Perry's Texas Enterprise Fund coughs up $12 million for Chevron.
Chevron is one of the world’s largest corporations, earning more than $240 billion in revenue last year. CEO John Watson raked in almost $25 million in compensation in 2011. And as of July, Chevron is the proud recipient of a $12 million grant from the state of Texas. For most people, or even a small company, $12 million is an enormous amount of money. For Chevron, it’s about what the company earns every four hours.
The $12 million in public funds came from the Texas Enterprise Fund, the stated purpose of which is to create jobs and spur investment. But critics have accused Gov. Rick Perry, who oversees the fund out of his office along with Lt. Gov. David Dewhurst and House Speaker Joe Straus, of using the $500 million pool as a slush fund to reward allies and campaign contributors. But there’s another nagging question hanging over the Texas Enterprise Fund: Does it actually create jobs? Is it really a “deal-closer,” or just a way for corporations to wring more money out of taxpayers?
The Chevron example is instructive. The $12 million grant is earmarked for a 50-story office tower Chevron plans to build in downtown Houston as part of the company’s expansion plan. The project will create 1,752 jobs, according to the governor’s office. But would Chevron have created those jobs regardless of winning a grant from the Enterprise Fund?
Chevron has had plans for the property for at least five years. In 2008, Chevron announced that it would purchase 1600 Louisiana, the block where the 50-story tower will be located. “It leaves us flexibility and options for the future,” Edward Spaulding, a Chevron spokesman, told the Houston Chronicle at the time.
In June 2011, Chevron purchased Four Allen Center, a 50-story, 1.3-million-square-foot tower that was once Enron’s headquarters, for $340 million. It did so without help from the state.
“Chevron is pocketing millions in taxpayer handouts to do something they would do anyway,” said Craig McDonald of Texans for Public Justice. “This is pure handout. That incentives are needed to induce behavior is just a charade.”
Asked what locations other than Houston Chevron had considered, a company spokesman responded by email: “It was determined that building a new building downtown is the best way to accommodate our business growth and expanding [the] Houston workforce. Chevron’s demand for office space in downtown Houston has exceeded the availability of owned space.”

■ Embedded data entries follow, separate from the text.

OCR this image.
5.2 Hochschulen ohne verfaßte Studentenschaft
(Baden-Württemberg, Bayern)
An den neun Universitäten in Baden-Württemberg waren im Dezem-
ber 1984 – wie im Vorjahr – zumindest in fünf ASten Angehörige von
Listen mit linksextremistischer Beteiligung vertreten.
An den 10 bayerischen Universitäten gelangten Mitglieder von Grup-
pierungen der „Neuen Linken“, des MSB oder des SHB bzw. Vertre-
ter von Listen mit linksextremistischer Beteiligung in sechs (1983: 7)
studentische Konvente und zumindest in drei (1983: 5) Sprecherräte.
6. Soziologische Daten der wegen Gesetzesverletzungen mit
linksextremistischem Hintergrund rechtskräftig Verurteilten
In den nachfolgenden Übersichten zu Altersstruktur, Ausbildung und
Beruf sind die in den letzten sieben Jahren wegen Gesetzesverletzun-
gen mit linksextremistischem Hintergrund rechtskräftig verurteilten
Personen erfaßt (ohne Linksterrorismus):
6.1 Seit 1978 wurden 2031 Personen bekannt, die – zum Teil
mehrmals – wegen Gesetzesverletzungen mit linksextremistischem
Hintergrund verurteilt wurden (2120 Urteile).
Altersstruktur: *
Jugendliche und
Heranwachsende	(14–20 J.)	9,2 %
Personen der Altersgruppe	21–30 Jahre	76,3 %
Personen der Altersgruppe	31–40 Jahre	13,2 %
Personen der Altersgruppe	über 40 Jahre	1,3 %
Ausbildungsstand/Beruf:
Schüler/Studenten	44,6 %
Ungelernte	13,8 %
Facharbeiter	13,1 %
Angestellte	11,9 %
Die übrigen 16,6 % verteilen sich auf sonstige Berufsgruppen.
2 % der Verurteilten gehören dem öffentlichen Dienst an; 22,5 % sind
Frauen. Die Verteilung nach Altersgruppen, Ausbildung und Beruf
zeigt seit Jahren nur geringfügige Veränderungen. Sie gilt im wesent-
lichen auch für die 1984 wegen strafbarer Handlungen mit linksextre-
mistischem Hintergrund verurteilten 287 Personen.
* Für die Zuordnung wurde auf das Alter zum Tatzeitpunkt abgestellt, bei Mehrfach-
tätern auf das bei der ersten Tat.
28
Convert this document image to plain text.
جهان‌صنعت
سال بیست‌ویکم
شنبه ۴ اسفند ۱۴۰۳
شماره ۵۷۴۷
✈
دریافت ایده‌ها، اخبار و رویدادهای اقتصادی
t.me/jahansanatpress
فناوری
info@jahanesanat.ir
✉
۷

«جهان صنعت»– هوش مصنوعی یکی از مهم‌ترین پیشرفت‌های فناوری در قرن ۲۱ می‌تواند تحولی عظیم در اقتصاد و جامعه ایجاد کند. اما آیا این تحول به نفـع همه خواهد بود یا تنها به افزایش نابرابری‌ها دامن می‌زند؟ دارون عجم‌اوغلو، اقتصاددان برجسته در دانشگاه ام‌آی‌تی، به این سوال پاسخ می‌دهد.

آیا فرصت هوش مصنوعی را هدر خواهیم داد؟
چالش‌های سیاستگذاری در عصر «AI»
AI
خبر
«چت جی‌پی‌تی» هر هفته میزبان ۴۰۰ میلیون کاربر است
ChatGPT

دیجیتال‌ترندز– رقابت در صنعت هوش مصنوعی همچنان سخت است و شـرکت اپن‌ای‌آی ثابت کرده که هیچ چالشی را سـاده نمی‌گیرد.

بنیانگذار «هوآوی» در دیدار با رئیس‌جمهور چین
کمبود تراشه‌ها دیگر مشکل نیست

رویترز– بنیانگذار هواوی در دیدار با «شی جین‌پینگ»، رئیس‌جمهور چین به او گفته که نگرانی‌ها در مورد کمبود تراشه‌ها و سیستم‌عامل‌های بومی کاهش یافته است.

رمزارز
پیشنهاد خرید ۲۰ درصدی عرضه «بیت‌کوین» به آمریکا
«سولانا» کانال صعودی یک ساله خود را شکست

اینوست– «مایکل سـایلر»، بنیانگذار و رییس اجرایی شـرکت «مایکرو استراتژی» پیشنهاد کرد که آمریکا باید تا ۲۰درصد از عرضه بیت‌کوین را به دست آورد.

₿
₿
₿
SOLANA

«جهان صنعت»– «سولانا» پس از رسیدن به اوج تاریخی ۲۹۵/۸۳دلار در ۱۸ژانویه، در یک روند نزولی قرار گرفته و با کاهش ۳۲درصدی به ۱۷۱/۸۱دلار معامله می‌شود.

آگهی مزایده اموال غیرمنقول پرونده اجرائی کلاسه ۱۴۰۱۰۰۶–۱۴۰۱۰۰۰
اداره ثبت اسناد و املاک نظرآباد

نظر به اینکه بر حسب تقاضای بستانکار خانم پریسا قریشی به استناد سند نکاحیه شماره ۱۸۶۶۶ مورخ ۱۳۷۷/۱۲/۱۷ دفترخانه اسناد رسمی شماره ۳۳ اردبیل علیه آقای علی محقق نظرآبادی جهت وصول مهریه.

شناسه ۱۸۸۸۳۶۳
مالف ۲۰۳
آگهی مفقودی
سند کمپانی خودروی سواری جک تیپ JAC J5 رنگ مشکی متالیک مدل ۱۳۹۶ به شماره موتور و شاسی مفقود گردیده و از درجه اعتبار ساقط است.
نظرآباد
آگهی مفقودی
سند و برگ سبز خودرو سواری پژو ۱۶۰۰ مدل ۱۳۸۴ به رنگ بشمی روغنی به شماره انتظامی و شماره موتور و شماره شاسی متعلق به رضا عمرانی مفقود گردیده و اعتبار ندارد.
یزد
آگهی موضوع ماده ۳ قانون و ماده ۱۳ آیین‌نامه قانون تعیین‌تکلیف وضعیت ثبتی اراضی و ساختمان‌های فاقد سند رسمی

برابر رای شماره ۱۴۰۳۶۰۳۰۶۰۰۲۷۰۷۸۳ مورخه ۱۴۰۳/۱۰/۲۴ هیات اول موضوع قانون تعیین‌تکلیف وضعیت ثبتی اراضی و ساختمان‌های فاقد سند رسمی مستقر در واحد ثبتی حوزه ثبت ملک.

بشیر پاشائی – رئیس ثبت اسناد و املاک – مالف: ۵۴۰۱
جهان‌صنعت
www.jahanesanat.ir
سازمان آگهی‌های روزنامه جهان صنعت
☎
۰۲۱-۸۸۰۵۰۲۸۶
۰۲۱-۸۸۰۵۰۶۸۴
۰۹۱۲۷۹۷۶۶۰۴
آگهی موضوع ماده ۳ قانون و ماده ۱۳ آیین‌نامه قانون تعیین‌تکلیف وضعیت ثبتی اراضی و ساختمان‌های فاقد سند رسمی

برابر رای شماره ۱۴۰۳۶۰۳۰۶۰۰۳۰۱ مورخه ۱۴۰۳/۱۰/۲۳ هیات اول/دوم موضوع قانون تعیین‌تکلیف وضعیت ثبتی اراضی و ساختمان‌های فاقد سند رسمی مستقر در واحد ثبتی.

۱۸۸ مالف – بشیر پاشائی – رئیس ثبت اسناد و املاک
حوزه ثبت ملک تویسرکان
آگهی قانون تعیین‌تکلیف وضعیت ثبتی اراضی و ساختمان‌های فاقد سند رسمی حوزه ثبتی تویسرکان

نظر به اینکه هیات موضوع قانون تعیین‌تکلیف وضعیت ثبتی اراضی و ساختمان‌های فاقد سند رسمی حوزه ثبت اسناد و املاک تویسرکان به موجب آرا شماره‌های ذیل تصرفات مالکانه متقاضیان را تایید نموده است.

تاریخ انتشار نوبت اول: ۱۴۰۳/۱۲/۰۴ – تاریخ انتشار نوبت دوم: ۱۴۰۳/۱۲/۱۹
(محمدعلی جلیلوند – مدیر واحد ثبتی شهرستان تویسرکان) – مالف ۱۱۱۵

Well, bully for them. But the question remains, if the state of Texas hadn’t coughed up $12 million, would Chevron have packed up and moved somewhere else? It doesn’t seem likely.
To access the state grant, Chevron also had to line up an incentive from local government. City council members have hardly addressed the “but-for” question. In a city council meeting on July 24, the council members fell all over themselves to lavish praise on Chevron and express support for a $2.7 million tax abatement for Chevron’s property. “They deserve our help on this,” said councilman Jack Christie, citing the company’s charitable projects.
Council member Melissa Noriega had the most expansive explanation. “This is exactly the kind of project that is appropriate where we take local match and leverage that to a much large amount of money that’s given by another entity that benefits Houston, that benefits our jobs, that improves our skyline, that makes a real opportunity. As we talk about the role of government there are places where it’s appropriate for us to intervene. This is that kind of thing.”
The council has largely talked around the nagging “but-for” question. The Observer put the question to James Rodriguez, the councilman whose district encompasses Chevron’s downtown Houston headquarters. “I didn’t have those particular discussions but we trust our economic development team, our staffers to look at the proposals and again they look at them case by case. They provide information to council and then they make their recommendations.”
The Houston Chronicle, while criticizing the incentives as “a race to the bottom … without any thorough cost-benefit analysis,” all but conceded that the city would greenlight the subsidies and encouraged the council to squeeze more amenities out of Chevron.
Attorney General Greg Abbott, who is the frontrunner to replace Perry as governor, has already expressed ambivalence about the benefits of the Enterprise Fund and the Emerging Technology Fund. “What I can say is that I don’t want to be involved in government picking between winners and losers,” he told the Associated Press in July.